Fauntleroy, whose administration was criticized for increased spending and water rates that skyrocketed under an effort to modernize an antiquated system, was not available for comment. In a written statement prepared before the outcome was known, she said that she also was "thankful that this divisive time is over."
Fauntleroy, who had attributed the recall move to her sex and her status as a relative newcomer, said in the statement she had prepared in case of defeat that she was sorry that "prejudice has arisen in Brunswick and that it has overcome, for now, the progress of good government. I regret that I will no longer be involved in charting the future of our town."
The election had been watched closely by incumbents across Maryland. Fauntleroy received calls of encouragement from several fellow mayors and from the office of Gov. William Donald Schaefer (D). State Sen. John N. Bambacus (R-Allegany/Garrett) wrote saying, "Don't let the bastards get you down."
Maryland has 154 municipalities, of which 15 have recall provisions. There have been two other recall attempts, both in Prince George's and both were unsuccessful, according to the Maryland Municipal League.

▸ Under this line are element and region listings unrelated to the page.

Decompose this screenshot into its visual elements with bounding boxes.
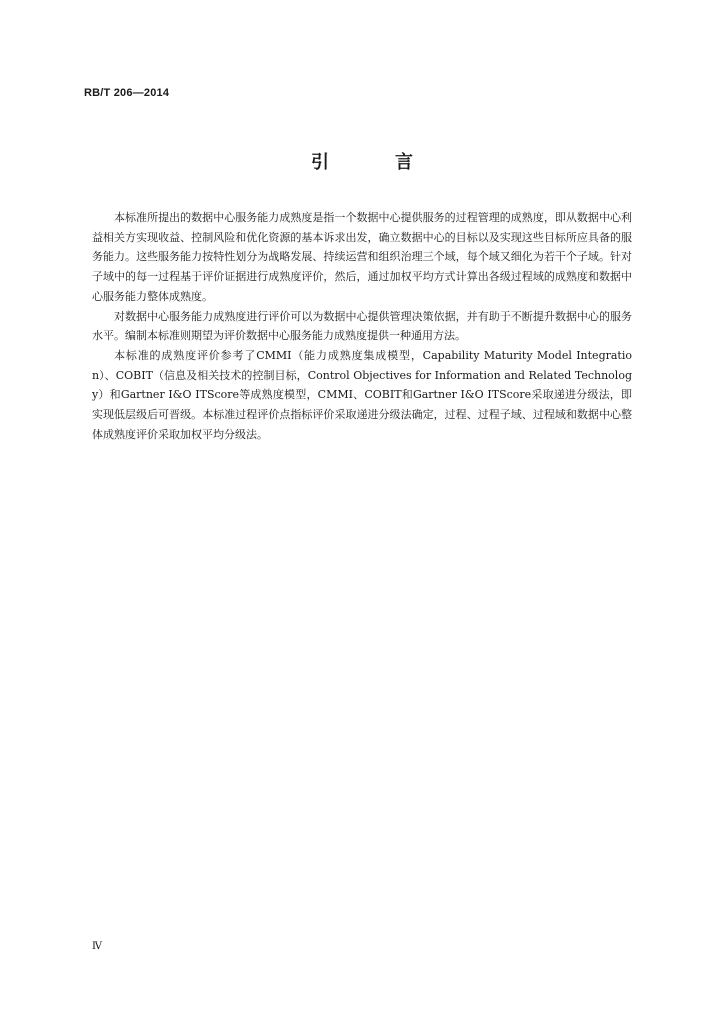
section-title: 引 言 — [311, 152, 437, 173]
page-number: Ⅳ — [92, 941, 102, 952]
body-text — [92, 208, 632, 444]
paragraph-1: 本标准所提出的数据中心服务能力成熟度是指一个数据中心提供服务的过程管理的成熟度，即从数据中心利益相关方实现收益、控制风险和优化资源的基本诉求出发，确立数据中心的目标以及实现这些目标所应具备的服务能力。这些服务能力按特性划分为战略发展、持续运营和组织治理三个域，每个域又细化为若干个子域。针对子域中的每一过程基于评价证据进行成熟度评价，然后，通过加权平均方式计算出各级过程域的成熟度和数据中心服务能力整体成熟度。 — [92, 211, 632, 303]
paragraph-3: 本标准的成熟度评价参考了CMMI（能力成熟度集成模型，Capability Maturity Model Integration）、COBIT（信息及相关技术的控制目标，Control Objectives for Information and Related Technology）和Gartner I&O ITScore等成熟度模型，CMMI、COBIT和Gartner I&O ITScore采取递进分级法，即实现低层级后可晋级。本标准过程评价点指标评价采取递进分级法确定，过程、过程子域、过程域和数据中心整体成熟度评价采取加权平均分级法。 — [92, 348, 632, 441]
document-code: RB/T 206—2014 — [84, 87, 170, 99]
paragraph-2: 对数据中心服务能力成熟度进行评价可以为数据中心提供管理决策依据，并有助于不断提升数据中心的服务水平。编制本标准则期望为评价数据中心服务能力成熟度提供一种通用方法。 — [92, 309, 632, 343]
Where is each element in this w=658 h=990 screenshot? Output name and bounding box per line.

Today's voter turnout in Brunswick was almost double that of the 1988 election that put Fauntleroy in office. "If we had just had the cooperation of the mayor," there would have been no recall movement, said Merle Anderson, president of an group calling itself VOCAL, which was the driving force behind the recall. "It seemed like she distanced herself from the people, put herself in a castle with a little moat around it."
With many of the lifelong residents senior citizens on fixed income, the recall had also turned into a referendum on whether the town would adhere to its blue-collar roots or move in a different direction with its growing population of more affluent commuters who work in the Washington area.
The anti-Fauntleroy camp distributed T-shirts saying "VOCAL Cares." Administration supporters countered with "VOCAL Scares." The mayor's supporters called themselves "Responsible Citizens for Mayor Fauntleroy," which Goodrich backers resented because they said it implied they were irresponsible.
Interest in the election increased voter registration to 2,034 from 1,700 last summer, when a Town Council election foreshadowed today's contest. In that election, a VOCAL-backed candidate was the top vote-getter in a field of seven for three seats.
Shortly afer 8 p.m., about 200 voters who had gathered across from the firehall, where citizens voted, crossed the street to hear Police Chief Mike Stumbaugh announce the results. At the Berlin Cafe, a female mannequin was hung in effigy.
Goodrich supporters chanted, "We are responsible citizens."